Xavierpuram, Amparai is the name of the settlement where the ‘Kurawar’ tribe lived from 1950.
On the 7th of August 1990 the community of Kurawar were attacked, their homes burnt and their youths shot dead. Men and women were tortured and
the church, school and community hall were burnt. There was no provocation for such an attack on the Kurawar. Later the attackers were identified as Muslim home guards. They carried out the attacks following an allegation that the LTTE had established contact with the Kurawar. In her sworn statement, Miniakkah describes the attack on Xavierpuram in the following manner:
“It was about 11o’clock in the forenoon of 7th August 1990, when some people were having their first meal for the day while others were preparing it when the attackers arrived. Along Neethai Road 18 tractors came one behind the other, carrying a large number people armed with guns, knives, sticks, clubs and axes. They stopped at the centre of the village, and called out the people – men, women and children- to assemble before them. The attackers, carrying guns, were in military fatigues. Their appearance foreboded evil.
The people of Xavierpuram became excited. The men, who were eating stopped eating, washed their hands and rushed to the place where men with guns stood. Together with my husband and two children, my son and daughter, I went to the place where we were asked to assemble. We were able to identify the men in uniform as home guards (Muslims) and the others from the Akkaraipattu area who had accompanied the home guards.
An eyewitness said:
“While we stood before the Muslim home guards and the hooligans who accompanied them, they (home guards) seized my only son and began torturing him. Another seized Jayaraja who was also a youth from my community and continued torturing both.
My husband could not bear to see his only son being brutally tortured. He sprang up and protested and I too raised cries. Thereupon, one of them armed with wooden pestle dealt a blow on the chest of my husband he fell down unconscious; he fell down like an uprooted tree. I rushed to my husband and lifted his head. Another person struck me on my head with a weapon. I remember blood gushing from my head before I fell unconscious.

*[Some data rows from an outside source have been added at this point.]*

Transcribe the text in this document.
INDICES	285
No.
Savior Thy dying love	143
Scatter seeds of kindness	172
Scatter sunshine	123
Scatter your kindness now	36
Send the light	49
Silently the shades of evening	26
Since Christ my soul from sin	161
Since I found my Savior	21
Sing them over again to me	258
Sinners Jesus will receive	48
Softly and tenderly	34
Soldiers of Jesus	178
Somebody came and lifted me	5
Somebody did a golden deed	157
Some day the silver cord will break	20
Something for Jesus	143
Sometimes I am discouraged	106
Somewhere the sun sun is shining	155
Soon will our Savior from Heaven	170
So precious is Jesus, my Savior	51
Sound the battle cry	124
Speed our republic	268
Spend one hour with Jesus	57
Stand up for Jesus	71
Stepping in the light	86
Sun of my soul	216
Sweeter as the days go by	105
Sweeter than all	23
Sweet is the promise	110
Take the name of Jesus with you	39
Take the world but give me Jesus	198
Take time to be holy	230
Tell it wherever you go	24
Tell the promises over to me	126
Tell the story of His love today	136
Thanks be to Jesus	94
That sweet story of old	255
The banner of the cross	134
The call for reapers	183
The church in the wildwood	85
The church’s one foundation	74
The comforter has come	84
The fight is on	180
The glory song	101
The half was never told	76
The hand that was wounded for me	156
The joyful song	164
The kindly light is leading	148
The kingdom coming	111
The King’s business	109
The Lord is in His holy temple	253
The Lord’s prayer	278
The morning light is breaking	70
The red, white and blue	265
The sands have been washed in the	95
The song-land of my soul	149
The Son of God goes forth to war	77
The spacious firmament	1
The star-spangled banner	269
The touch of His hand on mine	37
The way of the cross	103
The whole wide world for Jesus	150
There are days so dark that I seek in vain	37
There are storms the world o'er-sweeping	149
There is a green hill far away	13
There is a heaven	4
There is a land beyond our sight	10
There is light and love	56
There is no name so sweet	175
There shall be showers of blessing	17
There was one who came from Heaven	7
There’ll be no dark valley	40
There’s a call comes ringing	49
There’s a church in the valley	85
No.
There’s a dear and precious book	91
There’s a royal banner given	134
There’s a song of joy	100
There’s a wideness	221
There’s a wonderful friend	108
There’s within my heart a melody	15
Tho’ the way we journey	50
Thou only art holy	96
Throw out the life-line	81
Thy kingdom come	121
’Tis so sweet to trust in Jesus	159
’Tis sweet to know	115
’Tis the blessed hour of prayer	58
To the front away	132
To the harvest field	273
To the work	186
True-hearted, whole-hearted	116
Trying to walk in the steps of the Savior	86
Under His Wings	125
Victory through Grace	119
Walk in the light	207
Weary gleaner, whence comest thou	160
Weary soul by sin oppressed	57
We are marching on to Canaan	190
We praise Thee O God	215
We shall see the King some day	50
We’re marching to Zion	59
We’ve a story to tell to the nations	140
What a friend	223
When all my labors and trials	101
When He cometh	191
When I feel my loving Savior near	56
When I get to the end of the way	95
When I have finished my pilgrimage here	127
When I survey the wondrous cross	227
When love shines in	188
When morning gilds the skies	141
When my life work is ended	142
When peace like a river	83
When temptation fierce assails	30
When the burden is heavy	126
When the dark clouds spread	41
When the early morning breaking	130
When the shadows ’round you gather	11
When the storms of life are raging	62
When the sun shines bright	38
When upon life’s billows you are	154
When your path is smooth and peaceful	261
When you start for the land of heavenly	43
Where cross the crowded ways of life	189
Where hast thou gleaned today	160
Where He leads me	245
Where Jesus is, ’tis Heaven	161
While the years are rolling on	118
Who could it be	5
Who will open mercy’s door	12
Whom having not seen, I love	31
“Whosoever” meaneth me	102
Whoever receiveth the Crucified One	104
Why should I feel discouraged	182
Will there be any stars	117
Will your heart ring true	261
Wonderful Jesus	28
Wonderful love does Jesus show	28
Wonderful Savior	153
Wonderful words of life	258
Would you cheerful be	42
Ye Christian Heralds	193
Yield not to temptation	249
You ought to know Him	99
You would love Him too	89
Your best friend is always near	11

Those who survived the attack fled to Thirukovil carrying the injured. They carried nothing with them and ran with the clothes on their back. Some of them had had no meal from the previous day.
Later when I opened my eyes, I found myself on a hospital bed, along with several others from my village. It was late in the afternoon, around 4 p.m. I tried to recollect what had happened but could not. Anxious relatives came to see me and I asked for my family members. I was told that a number of people were killed by the home guards and the Muslims and our houses were set on fire with petrol and kerosene. All the people had fled from the village, but some were preparing to go back to Xavierpuram to perform the last rites for the dead whose mortal remains were lying scattered.
Something urged me to return with the crowd to Xavierpuram. Despite my weak condition, I left the hospital ward, traced my husband who was equally in pain, and together with about 20 men, travelled in a tractor belonging to one member of our tribe. I was petrified when I saw my son’s body lying near the channel with bullet wounds. There were two other bodies beside his strewn around.
The eerie calm of the destroyed village with the burnt houses sent terror through me. The charred remains of the houses reminded me of ghosts. We made a quick return to Thirukovil.”
Massana, another victim of the attack is an ageing woman of the Kurawar tribe living in Xavierpuram. A grandmother, she said that she knew most of the attackers. Some of them were paddy cultivators in the area around where she lived. They not only killed, maimed and injured people, but also destroyed the church, the school and homes of a peaceful community, many of whose members worked on the paddy fields of the Muslims.
After homes were lost, and lives brutally taken, some survivors could not bear to live with what they had seen or with what they had lost and later committed suicide.